During the talks, I watched a few people frantically scribbling notes and photographing slides, but I tried to jot down only what felt revelatory or actionable. I designated the first page of my notebook for “big picture” bullets, ideas that I heard repeatedly that weekend or that were the subject of the most important points and questions that arose. (I ended up with 5: defining your values, goal-setting, positivity, growth mindset, and reframing.) I designated another page for ideas that popped into my head, questions I wanted to think about later, books that were suggested, etc.
I watched a few of the speakers get mobbed immediately after their talks. I found myself wanting to say hi, thank you, or ask questions of a few of them, but I made a point of approaching them either later in the day, or even on a different day. Aside from not wanting to wait in a small crowd, I didn’t want the conversation, however brief, to feel rushed because they were waiting to get to someone else, or because they had to clear the room for the next speaker.
What happened after the summit was at least as important as my actual attendance. It sounds a bit more technical than personal, but I kept a list of everyone that I met at the summit that I was interested in keeping in touch with. Afterwards, I reached out to say hi (and to make sure they had my contact information) and to follow up on anything that we had talked about.
Here’s where my robotic organization really came in handy: I went through my notes and found all of my actionable items again. If I decided it was worth taking action, I put it in a to-do list, complete with prioritization, and it ranged from smaller, concrete actions, like creating my first product (Forest Vance) to larger, ongoing ones like changing who I surround myself with (John Spencer Ellis). All of the questions that the presenters asked I answered, from “Who do you want to be a hero to?” (AJ Mihrzad) to “What actions do you take that define your beliefs and values?” (John Rusin).

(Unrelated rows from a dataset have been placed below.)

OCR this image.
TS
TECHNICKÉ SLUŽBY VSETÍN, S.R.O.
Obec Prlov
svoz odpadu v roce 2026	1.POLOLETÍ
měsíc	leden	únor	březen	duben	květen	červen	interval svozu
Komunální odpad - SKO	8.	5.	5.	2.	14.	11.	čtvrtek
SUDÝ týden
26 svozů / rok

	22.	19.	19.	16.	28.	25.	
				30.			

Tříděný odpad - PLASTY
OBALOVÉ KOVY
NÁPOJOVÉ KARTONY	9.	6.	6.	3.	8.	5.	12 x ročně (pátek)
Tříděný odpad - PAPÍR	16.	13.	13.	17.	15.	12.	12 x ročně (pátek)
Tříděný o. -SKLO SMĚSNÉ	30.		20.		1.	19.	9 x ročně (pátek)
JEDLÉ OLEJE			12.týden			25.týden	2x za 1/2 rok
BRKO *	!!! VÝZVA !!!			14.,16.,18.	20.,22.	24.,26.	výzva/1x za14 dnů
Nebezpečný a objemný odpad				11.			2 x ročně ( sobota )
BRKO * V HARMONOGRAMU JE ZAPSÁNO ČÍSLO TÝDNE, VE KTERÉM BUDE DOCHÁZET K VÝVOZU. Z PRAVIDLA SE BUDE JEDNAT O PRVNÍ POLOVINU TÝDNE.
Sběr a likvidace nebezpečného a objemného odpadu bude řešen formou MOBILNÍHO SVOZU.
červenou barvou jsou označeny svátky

By far, the most important step I took was contacting a presenter to ask for help. The opening talk of the summit was AJ Mihrzad’s “How to Build a High-Profit and Low-Stress Online Fitness Coaching Business.” Based on that hour of content, it looked like AJ could help me figure out how to really get things going. About a month later, we talked on the phone, and he laid out a plan of action, and let me know exactly what I could expect from a 12-week program he offered. It sounded like the perfect fit for me, so I jumped at the opportunity.
I just completed the course, and I got even more than I expected. When we started, I got a step-by-step plan of action, and a deeper clarity on where I wanted to go and why. I got to connect with many other coaches that were working on similar projects, toward similar goals, and to see what worked for them and what didn't. The course increased my efficacy as a salesperson, sparked my creativity, and skyrocketed my confidence.
As cheesy and contrived as it sounds, the biggest lesson I took from the entire experience was how important it is to force myself out of my comfort zone. I may not be able to stop myself from feeling uncomfortable, but I can stop my discomfort from holding me back. My attendance at the summit was invaluable, and to tell the truth, I’m already looking forward to the next one.